The project achieved the following objectives:
-It drew on current empirical work (e.g. in neuro-cognitive domains and creativity-related research) to develop an empirically tractable discussion of the range of sub-abilities that enable artistic thought states, thereby functioning as their cognitive and neurological infrastructure and show that the components of artistic thought states have psychological reality and empirical testability.
-It developed a discussion of artistic thought states as relevance-yielding occurrences, raising constructive questions about whether the type of relevance achieved by phenomena such as artistic thought states and stimuli such as literature and art falls entirely under Relevance Theory’s cognitive account of worthwhile effects.

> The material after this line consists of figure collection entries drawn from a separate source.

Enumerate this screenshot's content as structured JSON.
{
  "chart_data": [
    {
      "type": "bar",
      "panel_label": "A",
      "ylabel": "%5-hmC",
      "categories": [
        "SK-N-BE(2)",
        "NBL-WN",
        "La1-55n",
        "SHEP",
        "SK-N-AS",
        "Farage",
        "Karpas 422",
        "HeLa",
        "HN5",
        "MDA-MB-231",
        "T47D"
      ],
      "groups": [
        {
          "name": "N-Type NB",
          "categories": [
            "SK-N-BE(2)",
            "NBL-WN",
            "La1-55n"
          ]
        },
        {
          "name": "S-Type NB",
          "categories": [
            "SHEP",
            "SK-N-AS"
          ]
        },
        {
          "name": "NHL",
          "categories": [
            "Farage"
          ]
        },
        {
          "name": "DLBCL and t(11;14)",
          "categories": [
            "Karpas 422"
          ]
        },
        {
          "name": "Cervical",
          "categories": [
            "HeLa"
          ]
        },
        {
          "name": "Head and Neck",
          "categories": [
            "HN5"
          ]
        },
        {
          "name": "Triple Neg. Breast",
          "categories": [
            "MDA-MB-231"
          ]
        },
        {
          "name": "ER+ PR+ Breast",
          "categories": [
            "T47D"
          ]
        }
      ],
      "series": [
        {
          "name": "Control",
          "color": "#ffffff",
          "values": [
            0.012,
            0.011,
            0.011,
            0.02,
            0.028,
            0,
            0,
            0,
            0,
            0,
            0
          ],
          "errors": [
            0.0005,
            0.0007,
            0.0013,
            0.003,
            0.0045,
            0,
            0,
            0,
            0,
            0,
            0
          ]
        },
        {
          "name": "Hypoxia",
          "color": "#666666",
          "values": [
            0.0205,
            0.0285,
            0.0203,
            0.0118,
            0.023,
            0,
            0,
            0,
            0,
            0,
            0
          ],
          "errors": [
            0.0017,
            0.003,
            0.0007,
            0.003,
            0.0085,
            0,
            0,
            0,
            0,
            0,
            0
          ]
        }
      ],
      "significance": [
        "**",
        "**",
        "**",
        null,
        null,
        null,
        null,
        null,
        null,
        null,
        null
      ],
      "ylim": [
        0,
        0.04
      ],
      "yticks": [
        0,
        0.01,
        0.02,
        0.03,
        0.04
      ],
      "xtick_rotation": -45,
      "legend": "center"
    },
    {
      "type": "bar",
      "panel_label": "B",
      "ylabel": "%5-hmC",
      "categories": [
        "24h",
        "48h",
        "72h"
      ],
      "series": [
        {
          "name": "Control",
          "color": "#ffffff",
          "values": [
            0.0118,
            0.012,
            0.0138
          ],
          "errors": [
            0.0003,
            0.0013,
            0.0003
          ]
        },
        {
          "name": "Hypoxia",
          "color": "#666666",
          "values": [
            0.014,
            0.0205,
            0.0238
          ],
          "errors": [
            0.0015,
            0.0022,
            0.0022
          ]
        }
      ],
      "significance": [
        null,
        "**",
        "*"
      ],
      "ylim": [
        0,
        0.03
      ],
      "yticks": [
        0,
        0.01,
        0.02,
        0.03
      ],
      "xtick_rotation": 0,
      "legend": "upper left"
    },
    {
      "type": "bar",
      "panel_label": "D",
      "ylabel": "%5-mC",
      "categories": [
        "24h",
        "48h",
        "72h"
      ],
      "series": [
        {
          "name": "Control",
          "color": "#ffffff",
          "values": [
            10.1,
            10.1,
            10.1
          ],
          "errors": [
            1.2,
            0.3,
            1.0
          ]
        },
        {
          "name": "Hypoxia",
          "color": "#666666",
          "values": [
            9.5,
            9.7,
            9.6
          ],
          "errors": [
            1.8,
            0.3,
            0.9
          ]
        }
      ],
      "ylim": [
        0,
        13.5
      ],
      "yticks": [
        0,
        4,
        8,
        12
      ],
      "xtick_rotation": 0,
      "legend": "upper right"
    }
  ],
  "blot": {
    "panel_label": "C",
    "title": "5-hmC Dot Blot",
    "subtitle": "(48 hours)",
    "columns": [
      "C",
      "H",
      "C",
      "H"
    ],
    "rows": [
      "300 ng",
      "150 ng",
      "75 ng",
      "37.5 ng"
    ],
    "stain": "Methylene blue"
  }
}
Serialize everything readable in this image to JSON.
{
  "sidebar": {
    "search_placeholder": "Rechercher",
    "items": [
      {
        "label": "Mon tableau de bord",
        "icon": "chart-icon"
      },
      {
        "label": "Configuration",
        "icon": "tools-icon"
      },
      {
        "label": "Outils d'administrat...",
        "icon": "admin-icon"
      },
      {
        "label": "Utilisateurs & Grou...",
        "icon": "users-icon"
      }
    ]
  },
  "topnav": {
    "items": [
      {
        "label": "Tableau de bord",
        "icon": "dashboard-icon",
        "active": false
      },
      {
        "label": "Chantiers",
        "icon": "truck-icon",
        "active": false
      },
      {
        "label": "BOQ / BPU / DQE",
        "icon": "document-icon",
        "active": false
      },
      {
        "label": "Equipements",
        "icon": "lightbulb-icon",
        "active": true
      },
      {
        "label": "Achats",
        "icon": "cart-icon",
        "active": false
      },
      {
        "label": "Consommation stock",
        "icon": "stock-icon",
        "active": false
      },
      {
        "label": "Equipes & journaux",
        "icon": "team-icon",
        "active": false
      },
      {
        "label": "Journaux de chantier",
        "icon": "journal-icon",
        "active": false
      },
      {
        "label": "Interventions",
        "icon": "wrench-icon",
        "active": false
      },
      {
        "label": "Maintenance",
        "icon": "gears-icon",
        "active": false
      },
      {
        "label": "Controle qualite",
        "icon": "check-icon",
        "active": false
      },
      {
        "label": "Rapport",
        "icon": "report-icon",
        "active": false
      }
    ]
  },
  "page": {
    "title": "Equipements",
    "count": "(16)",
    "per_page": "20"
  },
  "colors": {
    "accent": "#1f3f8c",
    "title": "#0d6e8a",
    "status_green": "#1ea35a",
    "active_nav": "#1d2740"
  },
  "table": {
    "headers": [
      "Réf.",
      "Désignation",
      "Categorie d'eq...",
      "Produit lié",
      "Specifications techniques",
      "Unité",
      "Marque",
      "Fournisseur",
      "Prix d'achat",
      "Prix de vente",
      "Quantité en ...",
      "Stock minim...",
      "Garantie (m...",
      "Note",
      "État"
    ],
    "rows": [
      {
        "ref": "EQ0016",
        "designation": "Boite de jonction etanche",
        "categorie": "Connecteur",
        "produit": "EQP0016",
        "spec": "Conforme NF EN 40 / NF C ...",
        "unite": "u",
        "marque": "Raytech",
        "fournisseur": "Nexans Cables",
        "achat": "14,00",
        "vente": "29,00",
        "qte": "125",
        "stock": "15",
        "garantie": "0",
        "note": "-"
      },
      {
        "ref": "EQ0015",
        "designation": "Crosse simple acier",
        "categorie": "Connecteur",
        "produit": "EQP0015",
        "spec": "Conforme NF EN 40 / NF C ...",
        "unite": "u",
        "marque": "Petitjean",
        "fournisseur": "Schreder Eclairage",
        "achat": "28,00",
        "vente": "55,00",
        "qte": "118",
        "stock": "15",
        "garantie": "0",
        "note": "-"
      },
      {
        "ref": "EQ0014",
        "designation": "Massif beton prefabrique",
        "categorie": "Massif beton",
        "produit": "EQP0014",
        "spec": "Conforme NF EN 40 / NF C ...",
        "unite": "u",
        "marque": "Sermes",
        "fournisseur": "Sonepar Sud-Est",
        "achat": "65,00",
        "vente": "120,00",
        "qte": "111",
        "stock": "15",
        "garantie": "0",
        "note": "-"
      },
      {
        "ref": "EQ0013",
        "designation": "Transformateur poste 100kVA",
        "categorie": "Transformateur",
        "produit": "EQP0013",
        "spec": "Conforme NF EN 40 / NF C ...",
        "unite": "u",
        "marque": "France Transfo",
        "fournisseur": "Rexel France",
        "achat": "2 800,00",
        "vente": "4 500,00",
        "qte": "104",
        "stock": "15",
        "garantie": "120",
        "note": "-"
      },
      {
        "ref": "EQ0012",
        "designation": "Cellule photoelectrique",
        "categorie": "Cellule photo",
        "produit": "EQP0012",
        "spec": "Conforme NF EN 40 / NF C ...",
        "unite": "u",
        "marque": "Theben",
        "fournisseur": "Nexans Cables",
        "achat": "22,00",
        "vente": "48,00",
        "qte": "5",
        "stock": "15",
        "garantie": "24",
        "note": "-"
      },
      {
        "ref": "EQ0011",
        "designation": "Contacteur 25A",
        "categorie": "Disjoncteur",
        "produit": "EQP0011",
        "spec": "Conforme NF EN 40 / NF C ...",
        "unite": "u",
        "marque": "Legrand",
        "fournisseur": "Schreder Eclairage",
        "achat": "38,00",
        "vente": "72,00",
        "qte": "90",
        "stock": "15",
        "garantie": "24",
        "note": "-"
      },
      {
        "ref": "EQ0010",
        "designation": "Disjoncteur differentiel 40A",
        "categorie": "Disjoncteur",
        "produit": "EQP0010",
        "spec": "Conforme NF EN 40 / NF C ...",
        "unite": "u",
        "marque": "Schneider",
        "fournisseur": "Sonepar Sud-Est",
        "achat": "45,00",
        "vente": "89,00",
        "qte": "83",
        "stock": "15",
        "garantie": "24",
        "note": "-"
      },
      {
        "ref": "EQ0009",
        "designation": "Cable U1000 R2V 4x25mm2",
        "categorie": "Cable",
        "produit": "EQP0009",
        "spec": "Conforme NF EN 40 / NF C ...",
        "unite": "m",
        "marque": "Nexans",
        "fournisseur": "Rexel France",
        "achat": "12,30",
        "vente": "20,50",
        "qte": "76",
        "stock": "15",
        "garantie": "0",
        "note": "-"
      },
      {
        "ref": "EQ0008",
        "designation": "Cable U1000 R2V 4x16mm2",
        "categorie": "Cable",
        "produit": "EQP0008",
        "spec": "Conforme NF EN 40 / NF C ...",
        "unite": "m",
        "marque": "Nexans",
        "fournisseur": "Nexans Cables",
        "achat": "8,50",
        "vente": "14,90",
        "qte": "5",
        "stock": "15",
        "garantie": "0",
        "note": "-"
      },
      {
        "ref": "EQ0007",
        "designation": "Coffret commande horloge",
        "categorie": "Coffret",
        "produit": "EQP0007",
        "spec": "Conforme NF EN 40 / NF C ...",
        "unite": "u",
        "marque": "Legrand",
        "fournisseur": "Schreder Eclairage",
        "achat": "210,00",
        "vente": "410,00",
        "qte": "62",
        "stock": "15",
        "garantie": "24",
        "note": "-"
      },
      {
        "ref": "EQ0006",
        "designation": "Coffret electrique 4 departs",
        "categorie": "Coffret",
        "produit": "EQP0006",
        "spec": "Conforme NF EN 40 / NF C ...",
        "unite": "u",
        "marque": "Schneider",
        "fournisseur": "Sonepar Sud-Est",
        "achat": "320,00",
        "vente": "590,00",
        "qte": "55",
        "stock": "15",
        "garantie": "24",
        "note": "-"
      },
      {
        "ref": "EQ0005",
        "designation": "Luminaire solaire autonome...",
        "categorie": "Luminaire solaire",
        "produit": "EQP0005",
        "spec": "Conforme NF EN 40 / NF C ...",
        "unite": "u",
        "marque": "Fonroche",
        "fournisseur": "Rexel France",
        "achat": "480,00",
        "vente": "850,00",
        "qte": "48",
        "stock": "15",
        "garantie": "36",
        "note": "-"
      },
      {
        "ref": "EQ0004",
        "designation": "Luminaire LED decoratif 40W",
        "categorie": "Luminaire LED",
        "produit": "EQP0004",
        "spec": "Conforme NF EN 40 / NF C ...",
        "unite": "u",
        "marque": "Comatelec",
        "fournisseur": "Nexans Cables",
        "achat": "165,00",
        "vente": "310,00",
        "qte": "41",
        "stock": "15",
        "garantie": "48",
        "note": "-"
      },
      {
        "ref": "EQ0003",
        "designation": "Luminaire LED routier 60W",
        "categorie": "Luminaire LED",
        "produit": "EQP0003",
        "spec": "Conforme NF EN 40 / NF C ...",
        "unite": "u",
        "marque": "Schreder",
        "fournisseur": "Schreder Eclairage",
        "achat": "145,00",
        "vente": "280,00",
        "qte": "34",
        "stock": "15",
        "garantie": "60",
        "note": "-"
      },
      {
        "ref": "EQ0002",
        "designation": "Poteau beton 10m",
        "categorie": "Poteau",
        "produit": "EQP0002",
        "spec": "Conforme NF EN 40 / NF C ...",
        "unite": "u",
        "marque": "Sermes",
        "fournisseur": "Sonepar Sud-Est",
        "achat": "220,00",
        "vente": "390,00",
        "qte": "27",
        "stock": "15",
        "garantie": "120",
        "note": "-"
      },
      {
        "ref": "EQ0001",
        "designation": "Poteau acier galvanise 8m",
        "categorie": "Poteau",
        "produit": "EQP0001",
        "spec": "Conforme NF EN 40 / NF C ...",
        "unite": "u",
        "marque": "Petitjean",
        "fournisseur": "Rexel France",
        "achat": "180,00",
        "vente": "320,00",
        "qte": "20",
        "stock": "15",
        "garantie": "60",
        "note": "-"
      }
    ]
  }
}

-It developed an empirically testable discussion of the wide implications of artistic thought states for 25 years of research in the psychology and neuroscience of creativity. It thereby exceeded initial expectations and state of the art in Year 1, by delivering one ‘extra’ monograph chapter, which yields extensive backward effects on existing research in the psychology and neuroscience of creativity and materializes the bi-directional epistemological framework and interdisciplinary scope of CogLit in an optimal way; also, by means of the ER’s first plenary talk, invited as keynote speaker in the 2020 CogHumanities Conference.

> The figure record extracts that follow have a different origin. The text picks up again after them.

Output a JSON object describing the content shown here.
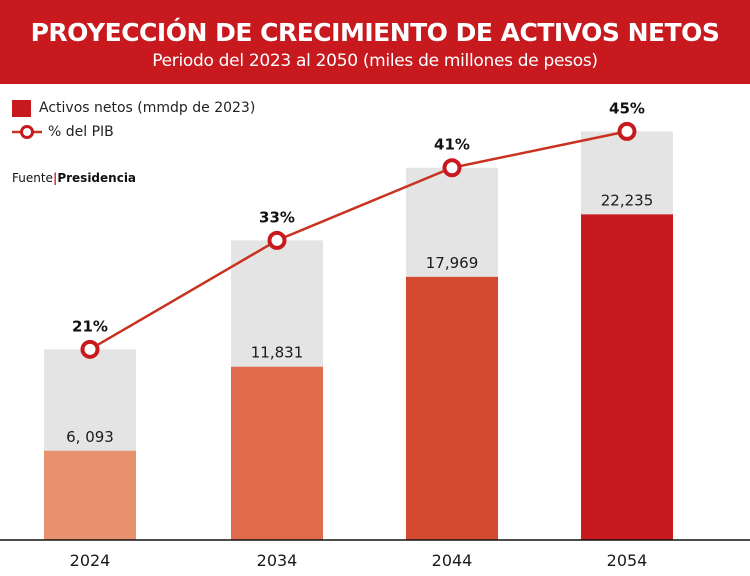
{
  "header": {
    "title": "PROYECCIÓN DE CRECIMIENTO DE ACTIVOS NETOS",
    "subtitle": "Periodo del 2023 al 2050 (miles de millones de pesos)"
  },
  "legend": {
    "bars_label": "Activos netos (mmdp de 2023)",
    "line_label": "% del PIB"
  },
  "source": {
    "prefix": "Fuente",
    "separator": "|",
    "name": "Presidencia"
  },
  "colors": {
    "header_bg": "#c8191f",
    "background_bar": "#e4e4e4",
    "line": "#c8321f",
    "bar_fills": [
      "#e8916e",
      "#e06b4d",
      "#d44a30",
      "#c8191f"
    ]
  },
  "chart_data": {
    "type": "bar",
    "title": "PROYECCIÓN DE CRECIMIENTO DE ACTIVOS NETOS",
    "subtitle": "Periodo del 2023 al 2050 (miles de millones de pesos)",
    "categories": [
      "2024",
      "2034",
      "2044",
      "2054"
    ],
    "series": [
      {
        "name": "Activos netos (mmdp de 2023)",
        "type": "bar",
        "values": [
          6093,
          11831,
          17969,
          22235
        ],
        "labels": [
          "6, 093",
          "11,831",
          "17,969",
          "22,235"
        ]
      },
      {
        "name": "% del PIB",
        "type": "line",
        "values": [
          21,
          33,
          41,
          45
        ],
        "labels": [
          "21%",
          "33%",
          "41%",
          "45%"
        ]
      }
    ],
    "ylim_bars": [
      0,
      31000
    ],
    "ylim_percent": [
      0,
      50
    ],
    "grid": false,
    "legend_position": "top-left"
  }
}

-It determined a further possible type of worthwhile effects (positive perceptual effects) that makes artistic thought states and their outputs (artworks/ literary texts) relevant to the individual organism and drew on neuroscientific findings from visual perception, kinaesthetic perception and music performance to provide tentative evidence that these effects are neurologically real and empirically testable.
-It generated impactful dissemination and wider public engagement deliverables.
-It argued in favour of curricular transformation in HE contexts that will lay the ground for nurturing a new generation of Arts and Humanities graduates able to affect scientific enquiry.
-the tentative evidence and exploitable results on perceptual effects will form the basis of further cutting-edge research on art, attention, agency and the selective directedness of our mental lives.